Now you will push these commits back to the main branch in codecommit:

**5.** Execute the following


    git add .; git commit -m " modify to include nextflow orchestration";git push origin main
    
**6.** Now that the repository has been updated, you will need to re-run the cloudformation to update it. Make sure that the stack name is the **same stack name** you chose when deploying the original Batchfold architecture.
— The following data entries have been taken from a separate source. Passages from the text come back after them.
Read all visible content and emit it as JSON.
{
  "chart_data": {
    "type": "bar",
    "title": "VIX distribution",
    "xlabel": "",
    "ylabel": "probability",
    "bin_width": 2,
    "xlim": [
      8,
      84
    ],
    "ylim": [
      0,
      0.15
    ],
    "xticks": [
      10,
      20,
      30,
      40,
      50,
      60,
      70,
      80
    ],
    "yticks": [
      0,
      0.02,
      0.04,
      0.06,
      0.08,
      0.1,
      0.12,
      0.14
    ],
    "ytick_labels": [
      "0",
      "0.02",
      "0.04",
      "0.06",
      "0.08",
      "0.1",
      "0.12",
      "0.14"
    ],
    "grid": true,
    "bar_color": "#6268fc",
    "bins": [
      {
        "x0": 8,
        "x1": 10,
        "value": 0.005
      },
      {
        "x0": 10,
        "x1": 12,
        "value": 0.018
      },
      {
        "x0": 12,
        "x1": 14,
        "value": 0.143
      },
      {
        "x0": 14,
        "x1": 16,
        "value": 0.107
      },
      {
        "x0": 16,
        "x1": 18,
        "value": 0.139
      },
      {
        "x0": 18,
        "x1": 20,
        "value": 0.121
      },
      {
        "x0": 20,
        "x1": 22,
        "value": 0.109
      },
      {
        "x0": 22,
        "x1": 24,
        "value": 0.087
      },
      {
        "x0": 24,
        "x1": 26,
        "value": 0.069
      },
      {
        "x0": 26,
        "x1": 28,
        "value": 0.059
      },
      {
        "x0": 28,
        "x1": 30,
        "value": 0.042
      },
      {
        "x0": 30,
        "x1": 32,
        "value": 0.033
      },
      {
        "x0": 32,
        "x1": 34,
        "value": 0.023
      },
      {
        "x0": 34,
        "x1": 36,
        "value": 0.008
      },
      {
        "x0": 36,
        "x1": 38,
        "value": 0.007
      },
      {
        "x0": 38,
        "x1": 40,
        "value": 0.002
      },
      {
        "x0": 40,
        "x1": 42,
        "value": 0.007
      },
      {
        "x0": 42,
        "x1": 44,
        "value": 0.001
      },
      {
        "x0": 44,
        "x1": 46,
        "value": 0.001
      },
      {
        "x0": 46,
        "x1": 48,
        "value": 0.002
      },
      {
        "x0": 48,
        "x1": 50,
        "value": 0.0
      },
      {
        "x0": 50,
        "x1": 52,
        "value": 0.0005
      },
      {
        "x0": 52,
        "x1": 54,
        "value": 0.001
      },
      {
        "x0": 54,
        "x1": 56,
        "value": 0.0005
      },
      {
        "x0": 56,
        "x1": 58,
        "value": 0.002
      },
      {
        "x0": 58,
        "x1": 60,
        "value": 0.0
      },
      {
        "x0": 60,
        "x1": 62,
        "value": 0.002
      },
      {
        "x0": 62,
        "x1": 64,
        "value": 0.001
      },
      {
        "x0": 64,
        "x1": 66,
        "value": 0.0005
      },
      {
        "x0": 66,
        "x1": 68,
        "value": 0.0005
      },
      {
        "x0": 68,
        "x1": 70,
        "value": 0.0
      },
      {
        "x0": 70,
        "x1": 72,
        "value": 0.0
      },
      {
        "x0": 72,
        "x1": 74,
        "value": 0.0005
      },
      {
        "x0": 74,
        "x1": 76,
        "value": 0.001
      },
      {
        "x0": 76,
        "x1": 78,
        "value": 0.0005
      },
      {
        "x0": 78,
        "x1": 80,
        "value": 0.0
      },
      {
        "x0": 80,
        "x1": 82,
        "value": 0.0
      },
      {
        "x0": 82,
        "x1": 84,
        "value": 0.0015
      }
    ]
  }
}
    #just enter the name of the bucket in the format "mybucket
    S3_BUCKET="ENTER AN S3 BUCKET OF YOUR CHOICE" 
    S3_BUCKET="ENTER AN S3 BUCKET OF YOUR CHOICE"
    REGION="YOUR REGION"
    
     aws cloudformation package --template-file infrastructure/cloudformation/batch-protein-folding-cfn-root.yaml --region {REGION} --output-template infrastructure/cloudformation/batch-protein-folding-cfn-packaged.yaml --s3-bucket {S3_BUCKET}
     
     #redeploy the CFN
     aws cloudformation deploy --template-file infrastructure/cloudformation/batch-protein-folding-cfn-packaged.yaml --stack-name   {STACK_NAME} --region {REGION} --capabilities CAPABILITY_IAM --parameter-overrides CreateG5ComputeEnvironment=N MultiAZ=N DownloadFsxData=Y
    
    
**7.** You may need to manually start the Nextflow CodeBuild step; you can do so from the CodeBuild console.

    
## Submission of Nextflow script

Once, the previous steps are executed, you can submit a Nextflow script to Batchfold. In order to submit a sample nextflow script, go the the `notebooks/orchestration` directory within the SageMaker notebook instance, and run the following.

    python submit nextflow_job.py

This will run a pipeline that first runs RFDesign, followed by ESMFold on each of the structures generated by RFDesign. Please note that prior to running this script, you will first have to retrieve the nextflow orchestrator and nextflow job definition from the AWS Batch console.

Note that you can construct your own Nextflow pipelines as well. When doing so, you will need to to first place code dependencies in S3, which will be retrieved by the Nextflow orchestrator. See the script `nextflow_job.py` for more details.